With news that the police have granted protestors the right to turn their backs on Margaret Thatcher's coffin during the funeral procession, moral questions arise about how we respond to death as a society.
Having lost my best friend to a brain tumour, I find myself thinking about how I would respond to public - or even private - ridicule following the death. How would I react if someone sung 'Ding Dong the Witch Is Dead', minutes after the news came?
In the beautiful film, Griefwalker, a terminally ill lady shares her fear that her husband and children will break up as a family after her passing.
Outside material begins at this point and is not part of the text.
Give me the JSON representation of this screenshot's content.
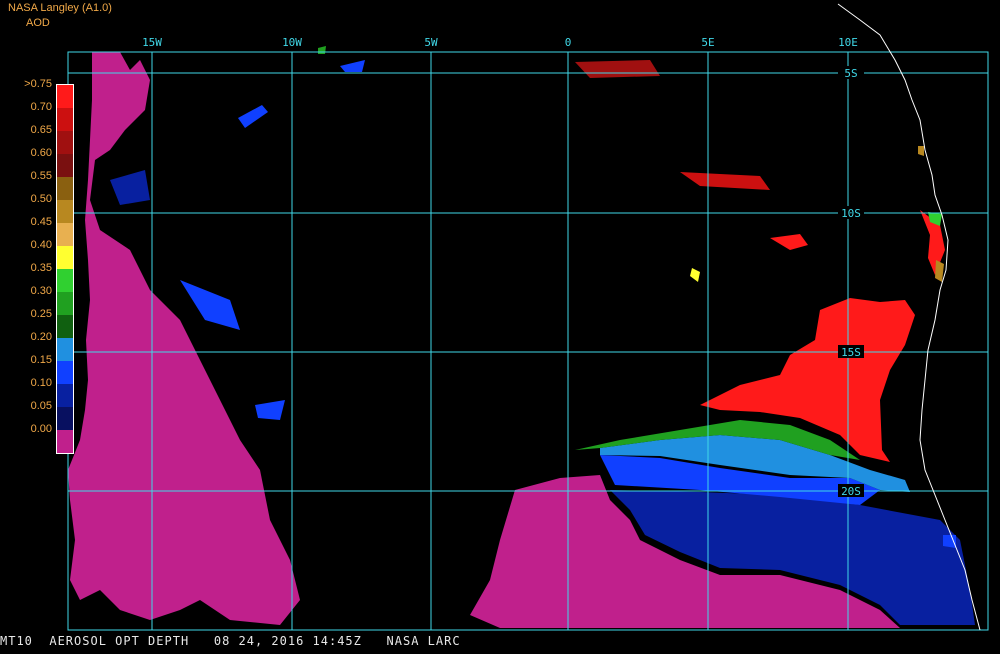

Steven Jenkinson, the 'Griefwalker' and palliative care specialist, softly says 'The table you set is going to determine the food they eat now.'
All of our words and actions lay the table of our legacies. Bieber's ill thought out words say more about the young man's own journey, than that of Anne Frank. But so does his choice to visit a Holocaust museum on a Friday night in Amsterdam.
The angry voices surrounding Margaret Thatcher's death reflect that not everyone enjoyed the table laid by the former Prime Minister. And that's okay. As a friend once said to me 'all things to all people is nothing to everyone.'
I would like to think that I would not be swayed by ridicule at my best friend's death. The table he left for me was so beautiful, the food so sweet - that would suffice. I would also realise that those who mock, celebrate, joke or jibe at other's deaths, are setting their own tables with their daily words and deeds. Whether they will be remembered for laying tables of dignity and respect in 70 or 700 years is yet to be seen. But I somehow doubt it.